Topic
Adjacent Military Occupations
This ERC project comparatively studies the historical progression and current development of 22 cases of adjacent military occupations (NMO), centring on both completed as well as ongoing NMOs from 1945 (passage of the UN charter) to Russia’s most recent NMO in Crimea (2014) or Turkey’s in Northern Syria (2016).
Adjacent Military Occupations (NMO) 1945–2021: How Do They End?
NMO are territories occupied by geographically adjacent powers who possess no recognised international claim for their conquered territories. Since the UN charta’s passage in 1945, there have been 22 internationally recognised NMO. Thirteen of these ended with the occupier’s withdrawal from the territories it had seized through military force. Nine NMO are still in process.

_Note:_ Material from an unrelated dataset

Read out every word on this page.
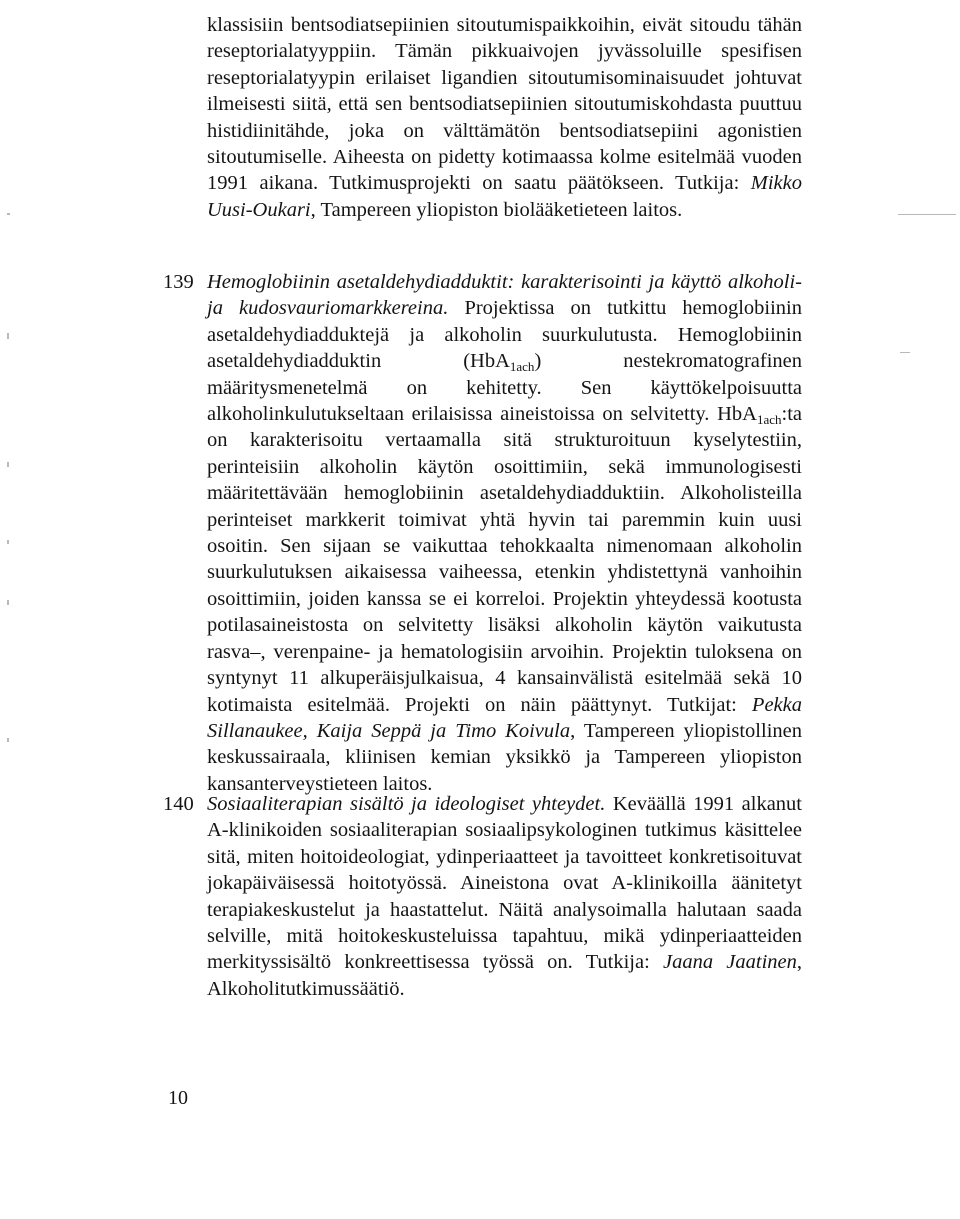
klassisiin bentsodiatsepiinien sitoutumispaikkoihin, eivät sitoudu tähän reseptorialatyyppiin. Tämän pikkuaivojen jyvässoluille spesifisen reseptorialatyypin erilaiset ligandien sitoutumisominaisuudet johtuvat ilmeisesti siitä, että sen bentsodiatsepiinien sitoutumiskohdasta puuttuu histidiinitähde, joka on välttämätön bentsodiatsepiini agonistien sitoutumiselle. Aiheesta on pidetty kotimaassa kolme esitelmää vuoden 1991 aikana. Tutkimusprojekti on saatu päätökseen. Tutkija: Mikko Uusi-Oukari, Tampereen yliopiston biolääketieteen laitos.
139 Hemoglobiinin asetaldehydiadduktit: karakterisointi ja käyttö alkoholi- ja kudosvauriomarkkereina. Projektissa on tutkittu hemoglobiinin asetaldehydiadduktejä ja alkoholin suurkulutusta. Hemoglobiinin asetaldehydiadduktin (HbA$_{1ach}$) nestekromatografinen määritysmenetelmä on kehitetty. Sen käyttökelpoisuutta alkoholinkulutukseltaan erilaisissa aineistoissa on selvitetty. HbA$_{1ach}$:ta on karakterisoitu vertaamalla sitä strukturoituun kyselytestiin, perinteisiin alkoholin käytön osoittimiin, sekä immunologisesti määritettävään hemoglobiinin asetaldehydiadduktiin. Alkoholisteilla perinteiset markkerit toimivat yhtä hyvin tai paremmin kuin uusi osoitin. Sen sijaan se vaikuttaa tehokkaalta nimenomaan alkoholin suurkulutuksen aikaisessa vaiheessa, etenkin yhdistettynä vanhoihin osoittimiin, joiden kanssa se ei korreloi. Projektin yhteydessä kootusta potilasaineistosta on selvitetty lisäksi alkoholin käytön vaikutusta rasva–, verenpaine- ja hematologisiin arvoihin. Projektin tuloksena on syntynyt 11 alkuperäisjulkaisua, 4 kansainvälistä esitelmää sekä 10 kotimaista esitelmää. Projekti on näin päättynyt. Tutkijat: Pekka Sillanaukee, Kaija Seppä ja Timo Koivula, Tampereen yliopistollinen keskussairaala, kliinisen kemian yksikkö ja Tampereen yliopiston kansanterveystieteen laitos.
140 Sosiaaliterapian sisältö ja ideologiset yhteydet. Keväällä 1991 alkanut A-klinikoiden sosiaaliterapian sosiaalipsykologinen tutkimus käsittelee sitä, miten hoitoideologiat, ydinperiaatteet ja tavoitteet konkretisoituvat jokapäiväisessä hoitotyössä. Aineistona ovat A-klinikoilla äänitetyt terapiakeskustelut ja haastattelut. Näitä analysoimalla halutaan saada selville, mitä hoitokeskusteluissa tapahtuu, mikä ydinperiaatteiden merkityssisältö konkreettisessa työssä on. Tutkija: Jaana Jaatinen, Alkoholitutkimussäätiö.
10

NMOs differ strongly from »classic« occupations for afar (e.g. the USA in Iraq 2003–2011 or in Afghanistan 2001–2021). Unlike »classic« occupiers, they usually claim ownership of the adjacent territories they seize with force. And while »classic« occupiers tend to avoid demographic changes, most adjacent occupiers initiate such changes deliberately by resettling their own native population in the occupied territory or expelling native residents from these territories (or both). The goal of this project is to understand what factors can trigger the occupier to retreat from the NMO.